I turned five in 1992. I don't remember much from that June day, but I did manage to keep one gift. Father John Dedek gave me my first set of golf clubs and promised to hit the links with me when I was ready. He died before I could play past the putting green, and before I could keep up with the conversation. You know, the golf course chat about God, evil, and what we're supposed to make of it all.
Okay. I'll admit theology isn't as ordinary as the back nine, but I do regret not having the chance to learn more from that old priest. Fr. Dedek was the pastor of Saint Julian Eymard Catholic Church in Elk Grove Village, Illinois when I was growing up. He administered my childhood Sacraments: Baptism, Confession, and Communion. Dedek didn't normally come to parties, my grandmother and Dedek's longtime Director of Religious Education for St. Julian, recently told me, but he managed to come bearing gifts to mine. "People got the wrong opinion of him," Grandma said, hinting that there was another side to my childhood pastor.
Fr. Dedek, nicknamed "Sam" by seminary buddies for his resemblance to the Humphrey Bogart character Sam Spade in The Maltese Falcon, was no ordinary parish priest. In fact, I probably wouldn't have known him had it not been for Charles Curran—yes, that Charlie Curran. Dedek taught at the seminary and hobnobbed with other intellectuals at Catholic Theological Society meetings. At one of these get-togethers, Fr. Curran recommended Dedek apply for a job in the theology faculty at the Catholic University of America.
Curran himself had just been reappointed after a battle with the University's trustees. The bishops hoped that Curran and his dissenting ideas about contraception and sexuality would go away by allowing his contract to run out. The 1960s college campus erupted and bishops cowed to student demands. Dedek's moral theology wasn't exactly consistent with Humanae Vitae, either. "The major point [of Dedek's scholarship]," Fr. Curran recently told me, "was that Saint Thomas Aquinas admitted the possibility of exceptions to Natural Law. And therefore, these weren't intrinsically evil acts." The acts Curran and Dedek referred to were contraception, sterilization, and pre-marital sex, among other issues still hot in the Church.
Dedek, however, was not going to be another Charlie Curran. Before University trustees could render a decision on tenure for Dedek, then-Archbishop of Chicago John Cody phoned the controversial priest. Curran recalled in his memoir Loyal Dissent how Dedek broke the news that he would be leaving. "Dedek came into my room with an impish smile on his face. 'I have just taken the bribe. Cardinal Cody called and offered me a parish in Chicago, which I accepted.'" Fr. Dedek was appointed as pastor of St. Julian in May of 1979, giving University trustees a reprieve from another tenure fight.
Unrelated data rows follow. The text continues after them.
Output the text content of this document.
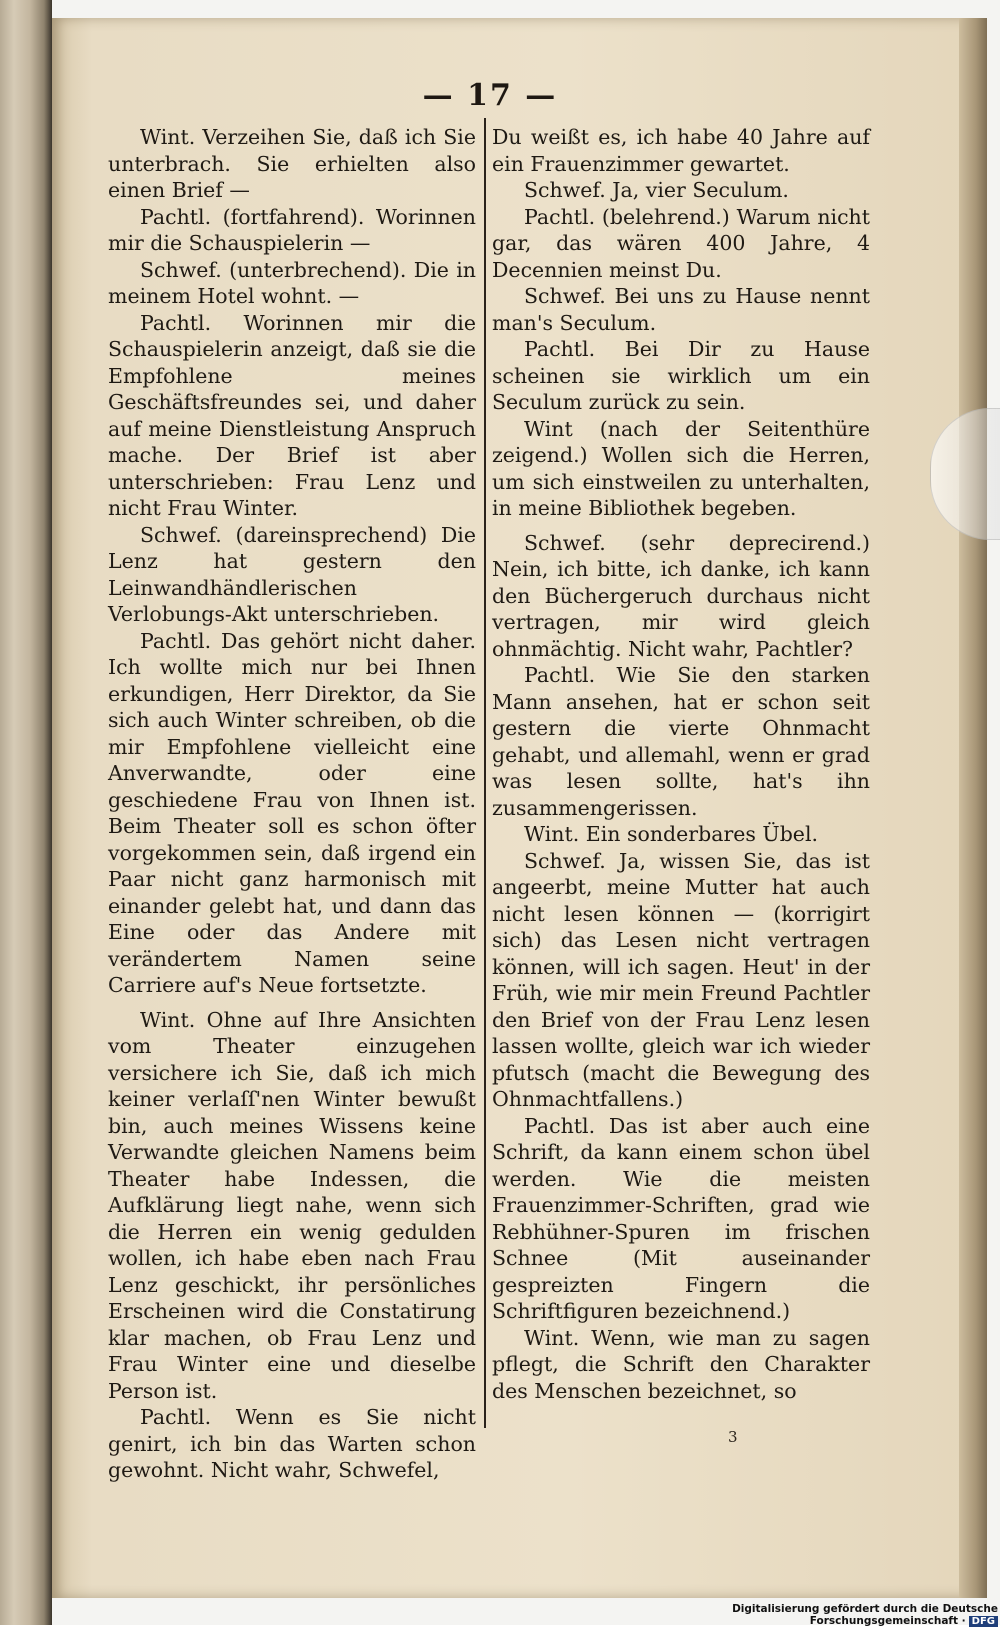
— 17 —

Wint. Verzeihen Sie, daß ich Sie unterbrach. Sie erhielten also einen Brief —

Pachtl. (fortfahrend). Worinnen mir die Schauspielerin —

Schwef. (unterbrechend). Die in meinem Hotel wohnt. —

Pachtl. Worinnen mir die Schauspielerin anzeigt, daß sie die Empfohlene meines Geschäftsfreundes sei, und daher auf meine Dienstleistung Anspruch mache. Der Brief ist aber unterschrieben: Frau Lenz und nicht Frau Winter.

Schwef. (dareinsprechend) Die Lenz hat gestern den Leinwandhändlerischen Verlobungs-Akt unterschrieben.

Pachtl. Das gehört nicht daher. Ich wollte mich nur bei Ihnen erkundigen, Herr Direktor, da Sie sich auch Winter schreiben, ob die mir Empfohlene vielleicht eine Anverwandte, oder eine geschiedene Frau von Ihnen ist. Beim Theater soll es schon öfter vorgekommen sein, daß irgend ein Paar nicht ganz harmonisch mit einander gelebt hat, und dann das Eine oder das Andere mit verändertem Namen seine Carriere auf's Neue fortsetzte.

Wint. Ohne auf Ihre Ansichten vom Theater einzugehen versichere ich Sie, daß ich mich keiner verlaſſ'nen Winter bewußt bin, auch meines Wissens keine Verwandte gleichen Namens beim Theater habe Indessen, die Aufklärung liegt nahe, wenn sich die Herren ein wenig gedulden wollen, ich habe eben nach Frau Lenz geschickt, ihr persönliches Erscheinen wird die Constatirung klar machen, ob Frau Lenz und Frau Winter eine und dieselbe Person ist.

Pachtl. Wenn es Sie nicht genirt, ich bin das Warten schon gewohnt. Nicht wahr, Schwefel,

Du weißt es, ich habe 40 Jahre auf ein Frauenzimmer gewartet.

Schwef. Ja, vier Seculum.

Pachtl. (belehrend.) Warum nicht gar, das wären 400 Jahre, 4 Decennien meinst Du.

Schwef. Bei uns zu Hause nennt man's Seculum.

Pachtl. Bei Dir zu Hause scheinen sie wirklich um ein Seculum zurück zu sein.

Wint (nach der Seitenthüre zeigend.) Wollen sich die Herren, um sich einstweilen zu unterhalten, in meine Bibliothek begeben.

Schwef. (sehr deprecirend.) Nein, ich bitte, ich danke, ich kann den Büchergeruch durchaus nicht vertragen, mir wird gleich ohnmächtig. Nicht wahr, Pachtler?

Pachtl. Wie Sie den starken Mann ansehen, hat er schon seit gestern die vierte Ohnmacht gehabt, und allemahl, wenn er grad was lesen sollte, hat's ihn zusammengerissen.

Wint. Ein sonderbares Übel.

Schwef. Ja, wissen Sie, das ist angeerbt, meine Mutter hat auch nicht lesen können — (korrigirt sich) das Lesen nicht vertragen können, will ich sagen. Heut' in der Früh, wie mir mein Freund Pachtler den Brief von der Frau Lenz lesen lassen wollte, gleich war ich wieder pfutsch (macht die Bewegung des Ohnmachtfallens.)

Pachtl. Das ist aber auch eine Schrift, da kann einem schon übel werden. Wie die meisten Frauenzimmer-Schriften, grad wie Rebhühner-Spuren im frischen Schnee (Mit auseinander gespreizten Fingern die Schriftfiguren bezeichnend.)

Wint. Wenn, wie man zu sagen pflegt, die Schrift den Charakter des Menschen bezeichnet, so

3
Digitalisierung gefördert durch die Deutsche Forschungsgemeinschaft · DFG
I thought of Fr. Dedek during my own campus mêlées at DePaul University in Chicago. DePaul, as with many Catholic institutions, seemed to favor "diversity" over its Catholic identity. With a small, but ambitious group of friends I started a conservative student organization that for four years led campus conversations on a variety of issues. We even dedicated one week to reviving DePaul's Catholic identity by hosting a series of lectures about the Catholic intellectual tradition. We were obnoxious at times, but we sparked debate—something that irked University faculty and administrators.
I sometimes asked myself: What would Fr. Dedek think of my activism? Would Charlie Curran’s friend side with me or the faculty? Should I stay at DePaul and continue the fight? Grandma told me Dedek's advice would have been to "Let your heart tell you what to do." At first blush, it seems quite relativistic, but Grandma admitted that she's "not sure he'd give that advice to everybody." I probed deeper: What does it mean that a priest who disagreed with the Pope baptized me? Heard my first confession? Gave me Communion? According to Saint Augustine, it doesn't matter. "The spiritual power of the sacrament is indeed comparable to light," the Saint once wrote, "those to be enlightened receive it in its purity, and if it should pass through defiled beings, it is not itself defiled."
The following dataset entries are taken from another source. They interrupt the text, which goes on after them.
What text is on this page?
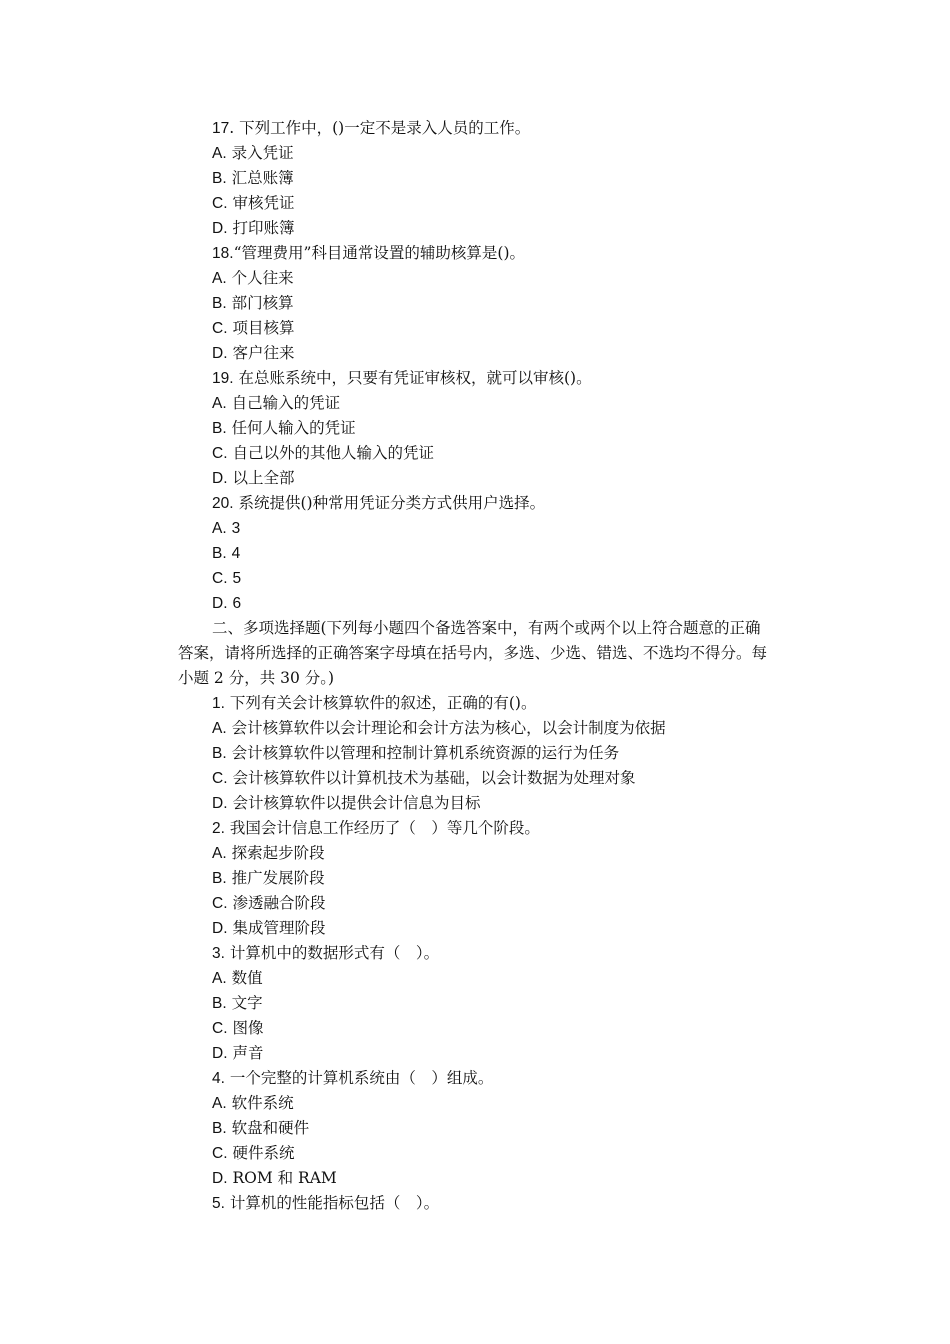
17. 下列工作中，()一定不是录入人员的工作。
A. 录入凭证
B. 汇总账簿
C. 审核凭证
D. 打印账簿
18.“管理费用”科目通常设置的辅助核算是()。
A. 个人往来
B. 部门核算
C. 项目核算
D. 客户往来
19. 在总账系统中，只要有凭证审核权，就可以审核()。
A. 自己输入的凭证
B. 任何人输入的凭证
C. 自己以外的其他人输入的凭证
D. 以上全部
20. 系统提供()种常用凭证分类方式供用户选择。
A. 3
B. 4
C. 5
D. 6
二、多项选择题(下列每小题四个备选答案中，有两个或两个以上符合题意的正确
答案，请将所选择的正确答案字母填在括号内，多选、少选、错选、不选均不得分。每
小题 2 分，共 30 分。)
1. 下列有关会计核算软件的叙述，正确的有()。
A. 会计核算软件以会计理论和会计方法为核心，以会计制度为依据
B. 会计核算软件以管理和控制计算机系统资源的运行为任务
C. 会计核算软件以计算机技术为基础，以会计数据为处理对象
D. 会计核算软件以提供会计信息为目标
2. 我国会计信息工作经历了（　）等几个阶段。
A. 探索起步阶段
B. 推广发展阶段
C. 渗透融合阶段
D. 集成管理阶段
3. 计算机中的数据形式有（　）。
A. 数值
B. 文字
C. 图像
D. 声音
4. 一个完整的计算机系统由（　）组成。
A. 软件系统
B. 软盘和硬件
C. 硬件系统
D. ROM 和 RAM
5. 计算机的性能指标包括（　）。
Phew! Augustine's words counseled me again when I recently read that the bishop who confirmed me in the faith, Thomas Curry of the Los Angeles archdiocese, was forced to resign his public duties due to an alleged cover-up of sexual abuse by priests under his tutelage. Dedek didn't live to see the height of the sexual abuse crisis in the Church and I shouldn’t speculate as to how he might have responded, but at least my Sacraments are still valid. I guess I had some strange luck with priests early on.
After a recent move, I found some old photo albums—and the clubs. Mom tells me Fr. Dedek left after staying a short while at my party, but not before she snapped a few pictures of him presenting me with the irons. There he was, absent a Roman collar, with cigarette in hand, and fedora well-placed, smiling as I posed next to him and the clubs. I'm smiling, too, completely unaware then of the side to Fr. Dedek I'd later wish was still around for a debate, a drink, and a few holes.